Politico first reported Thursday that Trump, who has come under fire for her apparent failure to moderate her father’s at times extreme presidency, reached out to Planned Parenthood president Cecile Richards and leaders of other groups, including the National Women’s Law Center and National Partnership for Women and Family, according to unnamed sources.

BuzzFeed reported that the meeting quietly took place in January.

In a statement to TPM, Planned Parenthood Federation of America confirmed that “Cecile Richards and Ivanka Trump had a cordial and informative meeting shortly after the inauguration.”

“The purpose of the meeting, from Planned Parenthood’s perspective, was to make sure that Ivanka Trump fully understood the important role Planned Parenthood plays in providing health care to millions of people and why it would be a disastrous idea to block people from accessing care at Planned Parenthood,” the statement continued. “It was also important to clear up any misinformation regarding the Medicaid reimbursements Planned Parenthood receives and explain that Planned Parenthood is reimbursed the same way hospitals are. It’s not a budget line item.”

“Senior staff at the White House, including Ivanka Trump, play an influential role in shaping the Administration’s policy and negotiations with Congress, which has a profound impact on women’s health and lives,” it added.

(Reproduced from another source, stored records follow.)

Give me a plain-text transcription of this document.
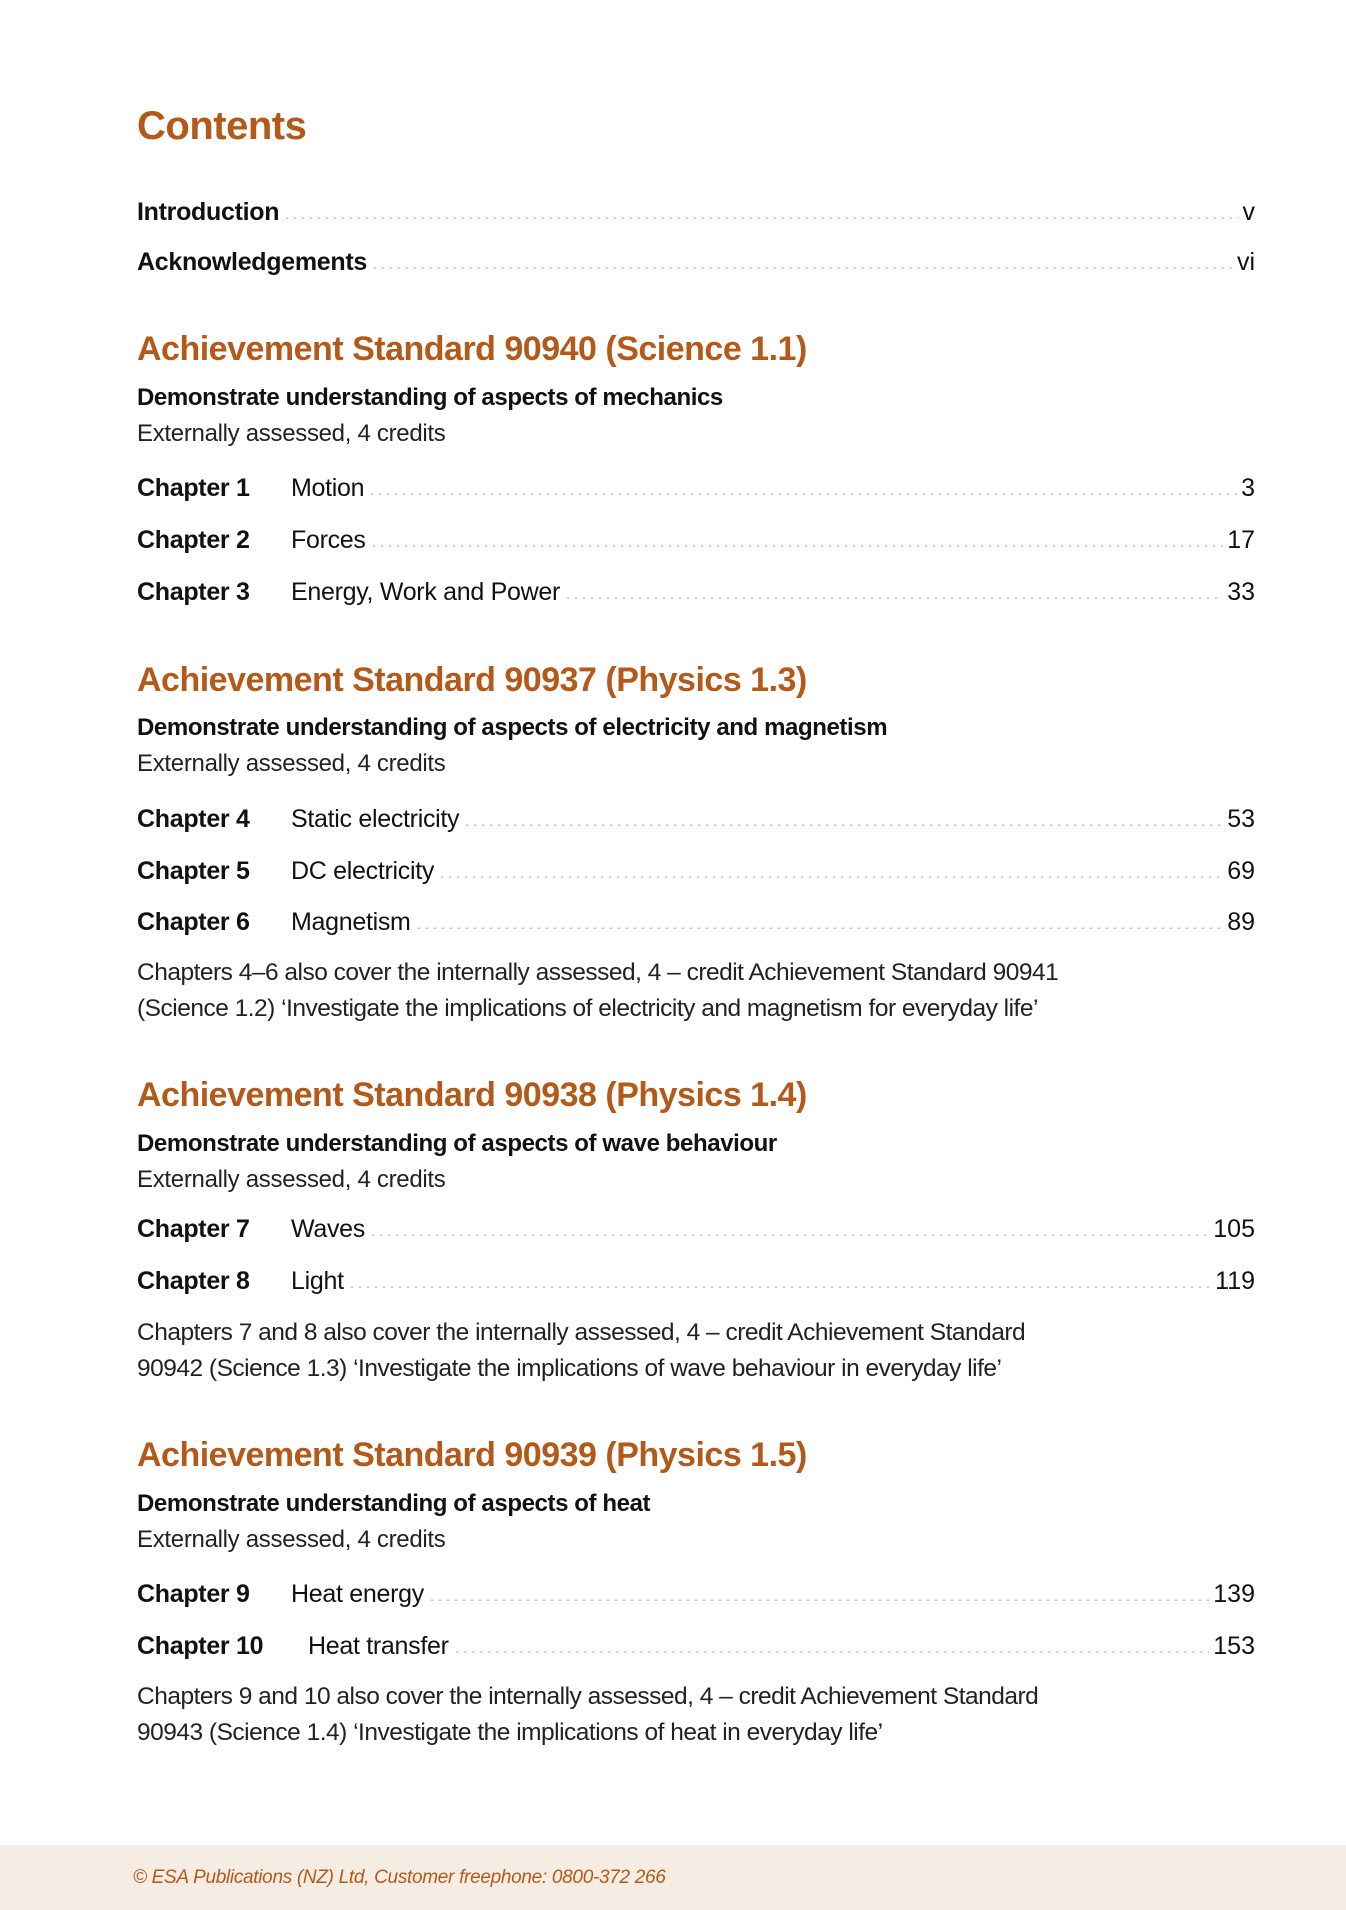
Contents
Introduction	v
Acknowledgements	vi
Achievement Standard 90940 (Science 1.1)
Demonstrate understanding of aspects of mechanics
Externally assessed, 4 credits
Chapter 1	Motion	3
Chapter 2	Forces	17
Chapter 3	Energy, Work and Power	33
Achievement Standard 90937 (Physics 1.3)
Demonstrate understanding of aspects of electricity and magnetism
Externally assessed, 4 credits
Chapter 4	Static electricity	53
Chapter 5	DC electricity	69
Chapter 6	Magnetism	89
Chapters 4–6 also cover the internally assessed, 4 – credit Achievement Standard 90941
(Science 1.2) ‘Investigate the implications of electricity and magnetism for everyday life’
Achievement Standard 90938 (Physics 1.4)
Demonstrate understanding of aspects of wave behaviour
Externally assessed, 4 credits
Chapter 7	Waves	105
Chapter 8	Light	119
Chapters 7 and 8 also cover the internally assessed, 4 – credit Achievement Standard
90942 (Science 1.3) ‘Investigate the implications of wave behaviour in everyday life’
Achievement Standard 90939 (Physics 1.5)
Demonstrate understanding of aspects of heat
Externally assessed, 4 credits
Chapter 9	Heat energy	139
Chapter 10	Heat transfer	153
Chapters 9 and 10 also cover the internally assessed, 4 – credit Achievement Standard
90943 (Science 1.4) ‘Investigate the implications of heat in everyday life’
© ESA Publications (NZ) Ltd, Customer freephone: 0800-372 266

Dawn Laguens, Planned Parenthood’s executive vice president, told Politico that the meeting was “an explainer meeting” and said that Trump had expressed an interest in wanting “to know more about the facts of Planned Parenthood.”

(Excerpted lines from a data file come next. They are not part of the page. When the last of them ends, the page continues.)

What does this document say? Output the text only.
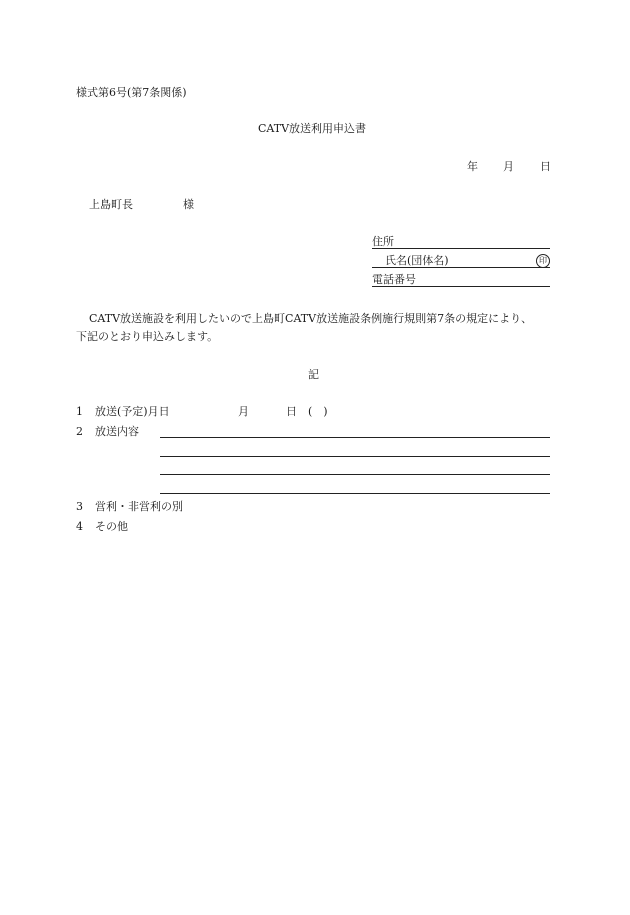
様式第6号(第7条関係)
CATV放送利用申込書
年 月 日
上島町長	様
住所
氏名(団体名)	印
電話番号
CATV放送施設を利用したいので上島町CATV放送施設条例施行規則第7条の規定により、
下記のとおり申込みします。
記
1 放送(予定)月日	月	日 (　)
2 放送内容
3 営利・非営利の別
4 その他
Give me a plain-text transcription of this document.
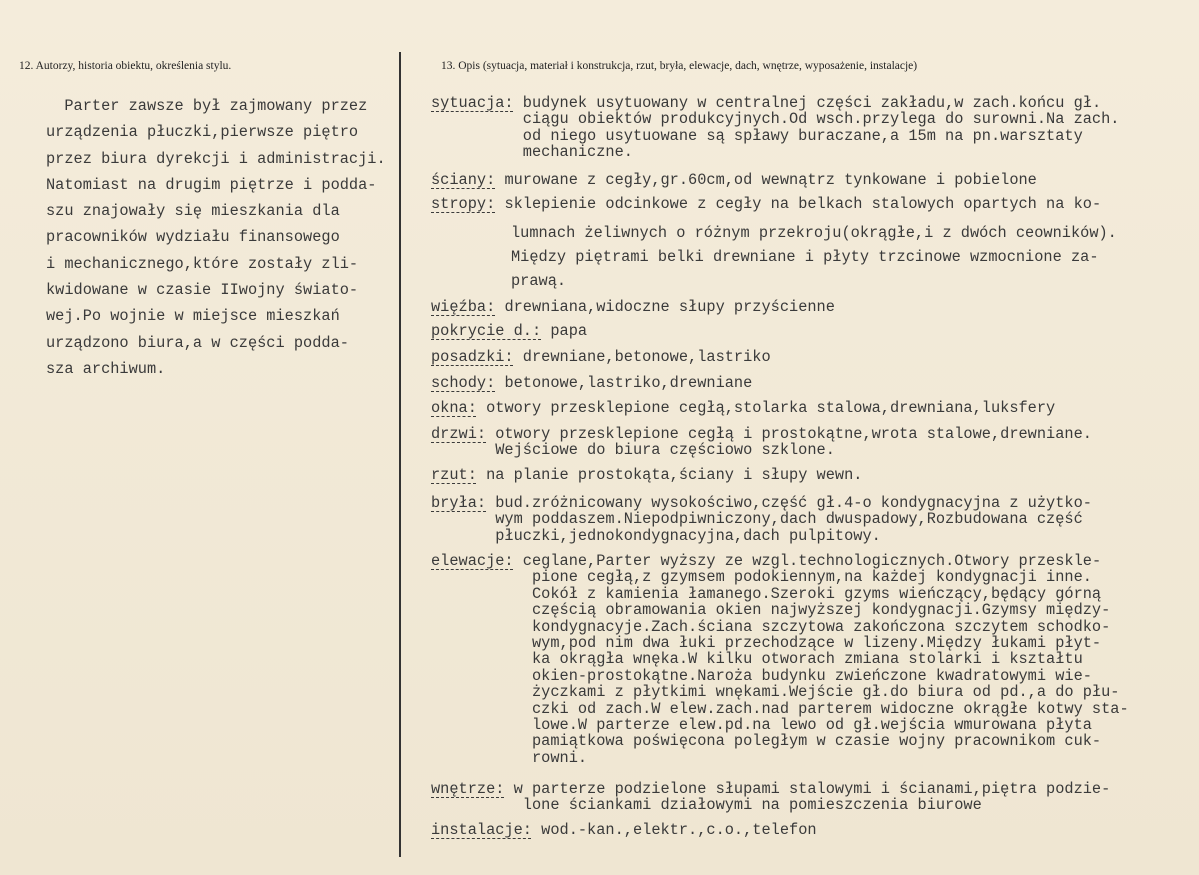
12. Autorzy, historia obiektu, określenia stylu.	13. Opis (sytuacja, materiał i konstrukcja, rzut, bryła, elewacje, dach, wnętrze, wyposażenie, instalacje)
Parter zawsze był zajmowany przez
urządzenia płuczki,pierwsze piętro
przez biura dyrekcji i administracji.
Natomiast na drugim piętrze i podda-
szu znajowały się mieszkania dla
pracowników wydziału finansowego
i mechanicznego,które zostały zli-
kwidowane w czasie IIwojny świato-
wej.Po wojnie w miejsce mieszkań
urządzono biura,a w części podda-
sza archiwum.
sytuacja: budynek usytuowany w centralnej części zakładu,w zach.końcu gł.
ciągu obiektów produkcyjnych.Od wsch.przylega do surowni.Na zach.
od niego usytuowane są spławy buraczane,a 15m na pn.warsztaty
mechaniczne.
ściany: murowane z cegły,gr.60cm,od wewnątrz tynkowane i pobielone
stropy: sklepienie odcinkowe z cegły na belkach stalowych opartych na ko-
lumnach żeliwnych o różnym przekroju(okrągłe,i z dwóch ceowników).
Między piętrami belki drewniane i płyty trzcinowe wzmocnione za-
prawą.
więźba: drewniana,widoczne słupy przyścienne
pokrycie d.: papa
posadzki: drewniane,betonowe,lastriko
schody: betonowe,lastriko,drewniane
okna: otwory przesklepione cegłą,stolarka stalowa,drewniana,luksfery
drzwi: otwory przesklepione cegłą i prostokątne,wrota stalowe,drewniane.
Wejściowe do biura częściowo szklone.
rzut: na planie prostokąta,ściany i słupy wewn.
bryła: bud.zróżnicowany wysokościwo,część gł.4-o kondygnacyjna z użytko-
wym poddaszem.Niepodpiwniczony,dach dwuspadowy,Rozbudowana część
płuczki,jednokondygnacyjna,dach pulpitowy.
elewacje: ceglane,Parter wyższy ze wzgl.technologicznych.Otwory przeskle-
pione cegłą,z gzymsem podokiennym,na każdej kondygnacji inne.
Cokół z kamienia łamanego.Szeroki gzyms wieńczący,będący górną
częścią obramowania okien najwyższej kondygnacji.Gzymsy między-
kondygnacyje.Zach.ściana szczytowa zakończona szczytem schodko-
wym,pod nim dwa łuki przechodzące w lizeny.Między łukami płyt-
ka okrągła wnęka.W kilku otworach zmiana stolarki i kształtu
okien-prostokątne.Naroża budynku zwieńczone kwadratowymi wie-
życzkami z płytkimi wnękami.Wejście gł.do biura od pd.,a do płu-
czki od zach.W elew.zach.nad parterem widoczne okrągłe kotwy sta-
lowe.W parterze elew.pd.na lewo od gł.wejścia wmurowana płyta
pamiątkowa poświęcona poległym w czasie wojny pracownikom cuk-
rowni.
wnętrze: w parterze podzielone słupami stalowymi i ścianami,piętra podzie-
lone ściankami działowymi na pomieszczenia biurowe
instalacje: wod.-kan.,elektr.,c.o.,telefon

A day prior to Politico’s report, as Planned Parenthood pointed out in their statement, Richards spoke critically at the Women in the World Summit of Trump’s advocacy for women’s issues in her father’s administration.

“Anyone who works in this White House is responsible for addressing why women are in the crosshairs of basically every single policy we’ve seen in this administration,” Richards said on stage.

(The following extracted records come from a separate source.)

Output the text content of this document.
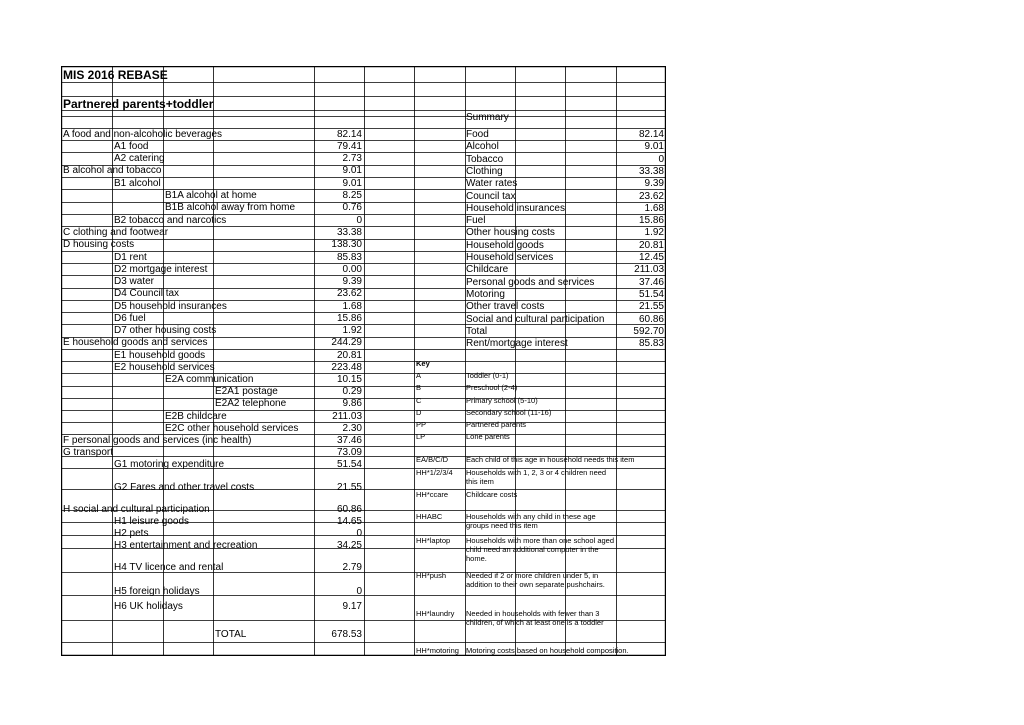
MIS 2016 REBASE
Partnered parents+toddler
Summary
Key
A food and non-alcoholic beverages	82.14
A1 food	79.41
A2 catering	2.73
B alcohol and tobacco	9.01
B1 alcohol	9.01
B1A alcohol at home	8.25
B1B alcohol away from home	0.76
B2 tobacco and narcotics	0
C clothing and footwear	33.38
D housing costs	138.30
D1 rent	85.83
D2 mortgage interest	0.00
D3 water	9.39
D4 Council tax	23.62
D5 household insurances	1.68
D6 fuel	15.86
D7 other housing costs	1.92
E household goods and services	244.29
E1 household goods	20.81
E2 household services	223.48
E2A communication	10.15
E2A1 postage	0.29
E2A2 telephone	9.86
E2B childcare	211.03
E2C other household services	2.30
F personal goods and services (inc health)	37.46
G transport	73.09
G1 motoring expenditure	51.54
G2 Fares and other travel costs	21.55
H social and cultural participation	60.86
H1 leisure goods	14.65
H2 pets	0
H3 entertainment and recreation	34.25
H4 TV licence and rental	2.79
H5 foreign holidays	0
H6 UK holidays	9.17
TOTAL	678.53
Food	82.14
Alcohol	9.01
Tobacco	0
Clothing	33.38
Water rates	9.39
Council tax	23.62
Household insurances	1.68
Fuel	15.86
Other housing costs	1.92
Household goods	20.81
Household services	12.45
Childcare	211.03
Personal goods and services	37.46
Motoring	51.54
Other travel costs	21.55
Social and cultural participation	60.86
Total	592.70
Rent/mortgage interest	85.83
A	Toddler (0-1)
B	Preschool (2-4)
C	Primary school (5-10)
D	Secondary school (11-16)
PP	Partnered parents
LP	Lone parents
EA/B/C/D Each child of this age in household needs this item
HH*1/2/3/4 Households with 1, 2, 3 or 4 children need this item
HH*ccare Childcare costs
HHABC	Households with any child in these age groups need this item
HH*laptop Households with more than one school aged child need an additional computer in the home.
HH*push	Needed if 2 or more children under 5, in addition to their own separate pushchairs.
HH*laundry Needed in households with fewer than 3 children, of which at least one is a toddler
HH*motoring Motoring costs based on household composition.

Trump herself responded to critics’ charge that she was “complicit” in her father’s administration on Tuesday by saying that, “If being complicit is wanting to be a force of good and to make a positive impact, then I’m complicit.”

She also said in the interview that “I think most of the impact I have, over time, most people will not actually know about.”

On March 30, Vice President Mike Pence cast a tie-breaking vote in the Senate to roll back an Obama administration rule, implemented in February, that barred states from discriminating against reproductive health care providers, including Planned Parenthood, in their distribution of federal funds.

The American Health Care Act, Republicans’ bill to repeal and replace Obamacare, would have prohibited the use of government tax credits to buy insurance plans that cover abortion, and would have cut $200 million from Planned Parenthood over 10 years. It also would have eliminated Obamacare’s Essential Health Benefits, which specified areas of coverage, including maternal care, that every health care plan under the Affordable Care Act was required to include.

The bill was withdrawn after failing to garner sufficient support within the Republican Party.

“You don’t get to have it both ways,” Laguens told Politico. “You don’t get to say, I’m all for economic empowerment, and ignore that 30 percent of wage gains are directly attributable to access to birth control. You don’t get to say women should have great child care when maternity benefits are on the chopping block.”